PROYECTO ECOlÓGICO
Cero emisiones en el Vaticano
Instalación de nuevos sistemas de calefacción y refrigeración, y otro inteligente para la calidad del aire

Un ave sobrevuela la Plaza de San Pedro
El Vaticano presentó este lunes un proyecto de transición ecológica en varios espacios de la ciudad pontificia, con el que espera llegar a las emisiones cero de la basílica de San Pedro, gracias a la instalación de nuevos sistemas de calefacción y refrigeración, y otro inteligente para vigilar la calidad del aire dentro del templo. El proyecto de sostenibilidad «busca convertir la Basílica Vaticana, con la comunidad que la anima y los millones de peregrinos y turistas que la visitan cada año, en un hogar de impacto cero, que acoge a todos y anima a todos a crecer en humanidad", dijo el cardenal italiano Mauro Gambetti, arcipreste del templo, en una rueda de prensa.
El proyecto incluye también acciones para reducir el consumo, los residuos y el impacto ambiental, con los costes y beneficios relacionados, desde la recogida selectiva de residuos hasta las fuentes de agua para eliminar los envases de plástico y sustituir los embalajes no biodegradables.

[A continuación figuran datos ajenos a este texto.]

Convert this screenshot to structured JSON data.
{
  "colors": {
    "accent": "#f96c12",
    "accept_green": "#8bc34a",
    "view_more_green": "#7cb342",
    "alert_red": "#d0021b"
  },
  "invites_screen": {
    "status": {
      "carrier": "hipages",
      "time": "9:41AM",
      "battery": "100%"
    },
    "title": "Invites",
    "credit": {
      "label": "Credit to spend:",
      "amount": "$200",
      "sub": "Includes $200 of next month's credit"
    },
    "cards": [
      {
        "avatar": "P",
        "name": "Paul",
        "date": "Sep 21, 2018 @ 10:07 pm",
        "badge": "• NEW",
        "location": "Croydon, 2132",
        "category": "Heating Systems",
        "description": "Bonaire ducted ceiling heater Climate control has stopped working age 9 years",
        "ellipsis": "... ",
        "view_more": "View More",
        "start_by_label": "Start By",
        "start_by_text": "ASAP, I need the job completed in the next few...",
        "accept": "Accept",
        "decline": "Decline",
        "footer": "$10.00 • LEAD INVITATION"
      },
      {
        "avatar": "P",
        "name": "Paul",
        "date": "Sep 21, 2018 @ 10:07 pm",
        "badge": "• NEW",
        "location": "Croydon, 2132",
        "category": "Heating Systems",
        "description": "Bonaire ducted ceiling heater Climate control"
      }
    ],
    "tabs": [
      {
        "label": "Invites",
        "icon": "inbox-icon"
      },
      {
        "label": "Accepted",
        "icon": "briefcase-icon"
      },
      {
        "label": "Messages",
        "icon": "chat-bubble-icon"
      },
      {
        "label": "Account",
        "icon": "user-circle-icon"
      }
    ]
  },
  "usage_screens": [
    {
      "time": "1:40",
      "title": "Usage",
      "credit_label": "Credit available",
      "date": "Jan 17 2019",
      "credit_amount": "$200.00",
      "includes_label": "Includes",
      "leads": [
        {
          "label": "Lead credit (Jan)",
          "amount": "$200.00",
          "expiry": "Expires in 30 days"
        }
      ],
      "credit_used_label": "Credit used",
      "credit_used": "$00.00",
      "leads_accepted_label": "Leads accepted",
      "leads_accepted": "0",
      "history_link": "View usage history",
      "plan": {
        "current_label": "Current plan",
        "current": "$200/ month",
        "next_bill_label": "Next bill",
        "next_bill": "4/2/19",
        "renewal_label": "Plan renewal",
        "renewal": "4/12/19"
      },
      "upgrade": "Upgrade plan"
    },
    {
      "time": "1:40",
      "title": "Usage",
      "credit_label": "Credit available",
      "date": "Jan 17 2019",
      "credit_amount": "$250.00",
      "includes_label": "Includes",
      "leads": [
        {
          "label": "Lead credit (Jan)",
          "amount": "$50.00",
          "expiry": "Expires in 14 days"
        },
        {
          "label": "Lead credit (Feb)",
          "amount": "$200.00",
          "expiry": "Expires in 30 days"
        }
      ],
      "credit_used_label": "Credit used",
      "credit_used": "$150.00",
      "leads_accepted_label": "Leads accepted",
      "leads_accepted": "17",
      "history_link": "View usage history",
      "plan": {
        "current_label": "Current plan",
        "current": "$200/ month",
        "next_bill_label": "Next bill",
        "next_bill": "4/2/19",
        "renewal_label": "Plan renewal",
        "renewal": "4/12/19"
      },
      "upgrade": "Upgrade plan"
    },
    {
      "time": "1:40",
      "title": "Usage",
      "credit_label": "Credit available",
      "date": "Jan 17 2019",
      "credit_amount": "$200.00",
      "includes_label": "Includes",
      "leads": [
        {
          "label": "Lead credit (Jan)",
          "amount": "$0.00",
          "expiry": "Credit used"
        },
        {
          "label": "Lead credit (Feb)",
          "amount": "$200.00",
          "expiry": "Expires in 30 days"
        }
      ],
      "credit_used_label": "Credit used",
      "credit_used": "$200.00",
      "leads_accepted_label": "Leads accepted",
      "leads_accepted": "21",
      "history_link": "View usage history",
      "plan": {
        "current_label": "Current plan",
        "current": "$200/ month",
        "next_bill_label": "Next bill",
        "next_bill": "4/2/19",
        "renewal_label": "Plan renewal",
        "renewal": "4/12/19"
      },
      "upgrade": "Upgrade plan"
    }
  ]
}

Gambetti defendió el esfuerzo de la ciudad del Vaticano para continuar con la transición energética y denunció «fuertes resistencias, culturales, políticas y corporativas y polémicas de algunos sectores contra las regulaciones ambientales, los recortes al Pacto Verde o el gasto climático en nombre del crecimiento económico»
"Se podrían requerir formas de protesta, porque cuanto más se normaliza y se acepta pasivamente la crisis ambiental, más peligroso y urgente es abordarla", añadió. En su opinión, «es hora de demostrar la bondad y la visión de futuro de los planes climáticos oficiales».
Y explicó que «la Gobernación del Vaticano se compromete a lograr la neutralidad climática mediante el uso responsable de los recursos naturales, la implementación de proyectos orientados a la eficiencia energética y la actualización de nuestros activos tecnológicos». También de «la movilidad sostenible, la diversificación y el suministro de productos energéticos más limpios o alternativos para el transporte, la gestión de residuos y el desarrollo de proyectos futuros y concretos de reforestación”, adelantó. La Universidad Politécnica de Milán, que ha colaborado en el proyecto, propuso intervenciones de eficiencia energética y bioclimática en las plantas, sin alterar el patrimonio histórico-artístico, desde la sustitución de sistemas antiguos por bombas de calor hasta la iluminación con lámparas LED.